For each suggestion found, output:
- extracted_suggestion: the specific improvement action
- category: one of [Cleanliness, Staff, Amenities, Food, Pricing, Room Quality, Noise, Check-in/out, Other]
- verbatim_quote: the exact text from the review supporting this suggestion

If a review contains no actionable suggestions, output: {"suggestions": []}

Review: "{review_text}"

Output:

{
  "suggestions": [
    {
      "extracted_suggestion": "Add more power outlets near the desk area",
      "category": "Room Quality",
      "verbatim_quote": "there was only one outlet and it was behind the bed, they really need more plugs near the work desk"
    }
  ]
}

Best Practices

Do: Tune the classifier threshold on a validation set from the TARGET domain, not a generic benchmark. Recall requirements may vary: 0.95 for high-stakes domains (healthcare feedback), 0.90 for lower-stakes (product reviews).
Do: Batch candidate sentences by review when prompting the LLM for extraction — co-located sentences from the same review provide context that improves extraction accuracy.
Do: Define the category taxonomy BEFORE running the pipeline. An open-ended "categorize this" prompt produces inconsistent labels.

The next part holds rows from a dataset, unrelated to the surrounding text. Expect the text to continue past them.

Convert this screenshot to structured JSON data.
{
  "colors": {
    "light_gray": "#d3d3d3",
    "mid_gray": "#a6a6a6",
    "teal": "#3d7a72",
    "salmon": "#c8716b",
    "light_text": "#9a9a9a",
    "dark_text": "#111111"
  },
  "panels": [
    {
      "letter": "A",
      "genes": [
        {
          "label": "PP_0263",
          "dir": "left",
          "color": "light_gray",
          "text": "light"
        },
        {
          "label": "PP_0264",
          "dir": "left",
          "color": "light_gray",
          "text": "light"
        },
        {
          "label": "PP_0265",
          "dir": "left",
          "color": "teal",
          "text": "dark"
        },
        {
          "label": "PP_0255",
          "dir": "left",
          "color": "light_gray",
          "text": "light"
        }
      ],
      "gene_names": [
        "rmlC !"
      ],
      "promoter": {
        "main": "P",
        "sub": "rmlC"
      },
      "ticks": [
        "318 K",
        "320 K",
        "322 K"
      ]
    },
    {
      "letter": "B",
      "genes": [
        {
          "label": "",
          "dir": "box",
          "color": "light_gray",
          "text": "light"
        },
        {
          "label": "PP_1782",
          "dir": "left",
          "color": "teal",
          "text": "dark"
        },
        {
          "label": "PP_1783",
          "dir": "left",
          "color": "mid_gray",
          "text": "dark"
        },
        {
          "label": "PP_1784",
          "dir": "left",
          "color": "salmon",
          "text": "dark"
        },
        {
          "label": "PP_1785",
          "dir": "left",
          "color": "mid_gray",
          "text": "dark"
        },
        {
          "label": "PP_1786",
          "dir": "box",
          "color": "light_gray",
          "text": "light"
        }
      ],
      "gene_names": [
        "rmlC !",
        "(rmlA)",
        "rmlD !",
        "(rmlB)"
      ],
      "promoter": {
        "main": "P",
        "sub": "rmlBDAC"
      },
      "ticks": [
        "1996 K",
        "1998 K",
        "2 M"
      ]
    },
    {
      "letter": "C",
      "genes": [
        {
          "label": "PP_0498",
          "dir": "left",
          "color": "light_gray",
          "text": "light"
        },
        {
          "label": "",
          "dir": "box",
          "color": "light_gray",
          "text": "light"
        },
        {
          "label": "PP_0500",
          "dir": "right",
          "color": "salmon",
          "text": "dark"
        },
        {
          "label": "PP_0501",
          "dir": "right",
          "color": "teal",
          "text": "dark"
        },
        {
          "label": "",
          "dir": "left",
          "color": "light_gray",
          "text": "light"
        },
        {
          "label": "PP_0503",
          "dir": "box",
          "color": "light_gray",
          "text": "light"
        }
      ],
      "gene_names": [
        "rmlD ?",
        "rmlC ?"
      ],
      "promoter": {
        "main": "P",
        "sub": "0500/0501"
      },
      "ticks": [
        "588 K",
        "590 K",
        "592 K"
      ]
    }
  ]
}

Provide the taxonomy explicitly in the prompt.
Do: Include a "no suggestion found" output option in the LLM extraction prompt so it can reject classifier false positives cleanly rather than hallucinating a suggestion.
Avoid: Training the classifier to maximize F1 — balanced F1 optimizes for equal precision/recall, but this pipeline specifically needs asymmetric recall-heavy performance.
Avoid: Using the LLM to both detect AND extract suggestions in a single pass at scale. This conflates two tasks and causes both recall drops (missed suggestions) and precision drops (hallucinated suggestions). Separate detection (classifier) from extraction (LLM).

Error Handling

Classifier misses domain-specific suggestions: If the classifier was trained on hospitality data but applied to SaaS reviews, recall may drop. Detect this by sampling 50 classifier-rejected sentences and checking for missed suggestions. If miss rate > 10%, retrain or lower the threshold further.
LLM hallucinates suggestions: The LLM may fabricate suggestions not present in the source text. Mitigate by requiring verbatim quote evidence for each suggestion and programmatically verifying the quote exists in the source review (fuzzy string match, threshold > 0.8).
Inconsistent categorization: If the LLM assigns different categories to obviously similar suggestions across batches, add 2-3 few-shot examples per category in the prompt, or run a second categorization pass on the full suggestion list for consistency.
Degenerate clusters: If clustering produces one giant cluster and many singletons, adjust the similarity threshold or switch from LLM-based clustering to embedding-based (e.g., sentence-transformers + HDBSCAN) for more granular control.
Empty pipeline output: If the classifier passes very few candidates, the threshold is too high or the training data doesn't match the target domain. Check threshold and domain alignment.

Limitations

The classifier requires labeled or silver-labeled data for the target domain. Zero-shot transfer across very different domains (e.g., hospitality to medical devices) degrades recall significantly.
LLM-based clustering is less reproducible than embedding-based methods — running the same prompt twice may yield different cluster boundaries. For production systems, prefer embedding + deterministic clustering algorithms.
The pipeline assumes reviews are in a single language. Multilingual reviews need per-language classifiers or a multilingual base model (XLM-RoBERTa).
Implicit suggestions ("the wifi was painfully slow") are harder to detect than explicit ones ("they should upgrade their wifi"). The classifier captures explicit suggestions well but recall drops 10-15% on implicit suggestions.
For fewer than ~500 reviews, the overhead of training and running a classifier is not justified — use the LLM-only approach instead.

Reference

A Hybrid Supervised-LLM Pipeline for Actionable Suggestion Mining in Unstructured Customer Reviews — Trivedi et al., EACL 2026 Industry Track. Key sections: the precision-recall surrogate loss formulation (Section 3), threshold tuning protocol (Section 4), and the four-stage LLM prompt design for extraction/categorization/clustering/summarization (Section 5).